The morning after his NY Post colleague Tim Bontemps detailed the stunning developments that have Nets head coach Jason Kidd most likely leaving to take over Milwaukee’s basketball operations — after attempts to torpedo Billy King apparently came up short —the Post’s Mike Vacarro has a laundry list of ethical issues concerning Kidd to raise, but not before declaring Brooklyn’s better off without him (“their chances improve exponentially if they’re coached by any of a dozen legit candidates”)
Kidd’s been doing this since his freshman year at Cal, when he led a mutiny that wound up costing Lou Campanelli his job with 10 games left in the season.
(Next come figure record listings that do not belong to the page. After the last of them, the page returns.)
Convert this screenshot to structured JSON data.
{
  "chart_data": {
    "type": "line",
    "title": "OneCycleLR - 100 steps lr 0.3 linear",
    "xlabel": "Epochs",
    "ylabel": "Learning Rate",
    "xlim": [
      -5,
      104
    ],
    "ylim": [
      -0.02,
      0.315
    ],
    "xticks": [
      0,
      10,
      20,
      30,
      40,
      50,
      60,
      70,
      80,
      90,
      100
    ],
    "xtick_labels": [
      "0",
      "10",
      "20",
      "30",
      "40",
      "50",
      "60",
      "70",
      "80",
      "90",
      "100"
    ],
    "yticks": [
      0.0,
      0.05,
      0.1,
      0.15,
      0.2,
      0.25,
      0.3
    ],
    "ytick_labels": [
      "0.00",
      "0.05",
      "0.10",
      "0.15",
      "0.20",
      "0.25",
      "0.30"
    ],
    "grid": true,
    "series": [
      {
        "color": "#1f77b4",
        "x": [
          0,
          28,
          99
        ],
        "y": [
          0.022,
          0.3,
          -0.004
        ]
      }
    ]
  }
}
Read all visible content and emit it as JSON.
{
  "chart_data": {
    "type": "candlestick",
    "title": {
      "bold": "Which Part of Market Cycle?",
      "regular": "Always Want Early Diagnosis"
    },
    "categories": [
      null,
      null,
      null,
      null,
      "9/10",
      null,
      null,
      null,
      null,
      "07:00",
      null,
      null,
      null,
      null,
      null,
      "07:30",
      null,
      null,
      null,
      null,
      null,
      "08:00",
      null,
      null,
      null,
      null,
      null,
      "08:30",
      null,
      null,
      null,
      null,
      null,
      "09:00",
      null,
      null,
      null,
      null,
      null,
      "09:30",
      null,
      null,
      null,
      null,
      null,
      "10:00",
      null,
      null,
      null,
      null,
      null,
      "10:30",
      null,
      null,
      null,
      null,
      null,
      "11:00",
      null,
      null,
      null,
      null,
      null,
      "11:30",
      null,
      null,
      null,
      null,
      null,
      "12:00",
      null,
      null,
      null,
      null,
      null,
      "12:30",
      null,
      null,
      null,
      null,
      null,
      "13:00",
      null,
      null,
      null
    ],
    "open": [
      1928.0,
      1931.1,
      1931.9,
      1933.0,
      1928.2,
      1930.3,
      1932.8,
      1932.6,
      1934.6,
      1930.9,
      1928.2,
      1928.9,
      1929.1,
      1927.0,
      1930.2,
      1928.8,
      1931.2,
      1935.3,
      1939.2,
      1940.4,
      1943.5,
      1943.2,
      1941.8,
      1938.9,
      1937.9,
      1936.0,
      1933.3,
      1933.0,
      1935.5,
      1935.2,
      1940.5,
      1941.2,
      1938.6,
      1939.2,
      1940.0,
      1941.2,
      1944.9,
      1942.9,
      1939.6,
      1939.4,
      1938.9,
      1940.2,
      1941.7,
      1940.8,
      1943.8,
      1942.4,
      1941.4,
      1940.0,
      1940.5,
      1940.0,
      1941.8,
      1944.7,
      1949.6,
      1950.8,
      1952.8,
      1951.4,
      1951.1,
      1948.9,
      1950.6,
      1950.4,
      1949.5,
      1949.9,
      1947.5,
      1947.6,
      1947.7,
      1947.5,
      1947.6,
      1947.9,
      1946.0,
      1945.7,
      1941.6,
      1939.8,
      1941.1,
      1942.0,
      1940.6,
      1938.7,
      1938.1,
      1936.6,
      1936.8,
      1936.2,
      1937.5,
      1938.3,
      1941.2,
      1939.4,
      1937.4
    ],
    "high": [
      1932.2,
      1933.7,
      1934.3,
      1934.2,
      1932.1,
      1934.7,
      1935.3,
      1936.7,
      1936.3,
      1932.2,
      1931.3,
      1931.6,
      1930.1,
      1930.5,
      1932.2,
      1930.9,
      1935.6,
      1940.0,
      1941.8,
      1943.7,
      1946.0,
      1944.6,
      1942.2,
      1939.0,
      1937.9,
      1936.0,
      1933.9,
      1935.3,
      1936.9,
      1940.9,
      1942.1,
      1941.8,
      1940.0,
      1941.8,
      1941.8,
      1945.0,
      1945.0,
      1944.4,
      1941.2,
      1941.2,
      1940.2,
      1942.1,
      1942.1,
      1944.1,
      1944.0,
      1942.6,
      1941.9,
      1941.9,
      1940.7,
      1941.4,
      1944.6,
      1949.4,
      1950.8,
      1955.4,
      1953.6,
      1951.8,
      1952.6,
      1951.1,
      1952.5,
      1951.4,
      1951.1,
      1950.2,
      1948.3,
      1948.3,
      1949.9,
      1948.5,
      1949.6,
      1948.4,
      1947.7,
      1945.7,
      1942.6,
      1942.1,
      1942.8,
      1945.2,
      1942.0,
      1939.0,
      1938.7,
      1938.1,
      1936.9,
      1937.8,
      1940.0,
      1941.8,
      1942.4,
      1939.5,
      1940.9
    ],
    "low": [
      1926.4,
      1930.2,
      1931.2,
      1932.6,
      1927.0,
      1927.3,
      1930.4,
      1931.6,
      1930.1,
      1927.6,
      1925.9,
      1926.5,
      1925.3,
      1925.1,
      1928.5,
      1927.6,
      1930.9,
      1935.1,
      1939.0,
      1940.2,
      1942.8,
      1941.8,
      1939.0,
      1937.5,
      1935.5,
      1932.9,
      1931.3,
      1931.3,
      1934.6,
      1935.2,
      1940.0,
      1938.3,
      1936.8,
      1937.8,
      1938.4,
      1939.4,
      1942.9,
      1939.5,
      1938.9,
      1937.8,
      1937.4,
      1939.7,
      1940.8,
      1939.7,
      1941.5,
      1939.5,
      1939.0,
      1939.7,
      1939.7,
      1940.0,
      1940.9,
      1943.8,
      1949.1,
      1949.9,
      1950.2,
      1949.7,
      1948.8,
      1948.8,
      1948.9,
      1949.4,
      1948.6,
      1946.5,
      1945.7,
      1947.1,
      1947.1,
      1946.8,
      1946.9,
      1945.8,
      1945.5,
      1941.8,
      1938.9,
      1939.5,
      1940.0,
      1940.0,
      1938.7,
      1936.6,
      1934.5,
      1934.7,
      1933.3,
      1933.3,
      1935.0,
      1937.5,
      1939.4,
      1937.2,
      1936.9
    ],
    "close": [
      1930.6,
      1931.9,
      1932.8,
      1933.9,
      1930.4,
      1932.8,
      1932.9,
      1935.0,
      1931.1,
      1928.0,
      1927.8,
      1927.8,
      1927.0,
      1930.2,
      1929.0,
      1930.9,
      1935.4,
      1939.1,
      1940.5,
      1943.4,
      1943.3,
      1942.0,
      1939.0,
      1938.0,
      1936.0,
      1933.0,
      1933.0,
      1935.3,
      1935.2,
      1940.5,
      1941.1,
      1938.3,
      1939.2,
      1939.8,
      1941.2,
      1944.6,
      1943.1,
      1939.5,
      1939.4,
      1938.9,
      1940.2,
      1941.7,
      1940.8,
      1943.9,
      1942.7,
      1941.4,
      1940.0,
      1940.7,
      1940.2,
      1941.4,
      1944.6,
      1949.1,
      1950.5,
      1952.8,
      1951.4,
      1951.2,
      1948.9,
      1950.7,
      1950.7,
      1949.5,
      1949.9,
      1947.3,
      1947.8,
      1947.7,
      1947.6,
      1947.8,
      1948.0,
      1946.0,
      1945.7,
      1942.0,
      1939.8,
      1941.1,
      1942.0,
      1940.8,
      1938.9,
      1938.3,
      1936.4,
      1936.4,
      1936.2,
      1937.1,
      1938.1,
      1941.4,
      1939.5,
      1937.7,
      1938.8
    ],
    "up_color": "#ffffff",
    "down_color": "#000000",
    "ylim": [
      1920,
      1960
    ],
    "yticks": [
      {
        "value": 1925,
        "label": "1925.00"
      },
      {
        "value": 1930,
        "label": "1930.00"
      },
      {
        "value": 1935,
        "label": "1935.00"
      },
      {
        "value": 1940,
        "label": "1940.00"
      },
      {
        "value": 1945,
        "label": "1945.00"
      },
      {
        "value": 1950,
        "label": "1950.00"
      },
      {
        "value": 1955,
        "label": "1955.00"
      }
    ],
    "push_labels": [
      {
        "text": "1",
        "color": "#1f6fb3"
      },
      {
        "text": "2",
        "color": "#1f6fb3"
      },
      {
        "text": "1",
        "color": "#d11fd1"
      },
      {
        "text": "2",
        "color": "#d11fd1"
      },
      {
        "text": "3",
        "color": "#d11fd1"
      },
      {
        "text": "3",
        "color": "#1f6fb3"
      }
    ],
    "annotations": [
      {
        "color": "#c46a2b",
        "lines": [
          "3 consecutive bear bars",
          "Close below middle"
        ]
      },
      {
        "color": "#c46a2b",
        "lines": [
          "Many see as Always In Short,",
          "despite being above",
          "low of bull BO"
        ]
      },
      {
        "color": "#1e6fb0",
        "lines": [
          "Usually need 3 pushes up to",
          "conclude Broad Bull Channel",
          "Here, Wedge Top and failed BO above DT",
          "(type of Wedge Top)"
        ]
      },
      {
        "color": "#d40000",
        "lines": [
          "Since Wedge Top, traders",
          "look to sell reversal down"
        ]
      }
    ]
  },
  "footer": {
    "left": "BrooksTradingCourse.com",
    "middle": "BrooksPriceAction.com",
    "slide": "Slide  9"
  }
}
And never were his Machiavellian methods more on display then the evening of Dec. 5, 2007, when, unhappy with the Nets’ unwillingness to trade him or extend his contract, he conducted a one-man job action, calling in sick and missing a game against the Knicks at the Meadowlands when the only thing wrong with him was a sour attitude.
Kidd was a genius player, and none of his clubhouse-lawyering and coach-killing will ever change that. But his off-court conniving is every bit as much a part of who he is, who he always has been, as his on-court brilliance. The Nets, of all teams, knew that as well as anybody, and hired him anyway last summer.
And then, in case anyone forgot, he chased a reluctant Lawrence Frank for weeks to be his top aide, demanded that the Nets make him the top-paid assistant in the league…then exiled him about 15 minutes into the season.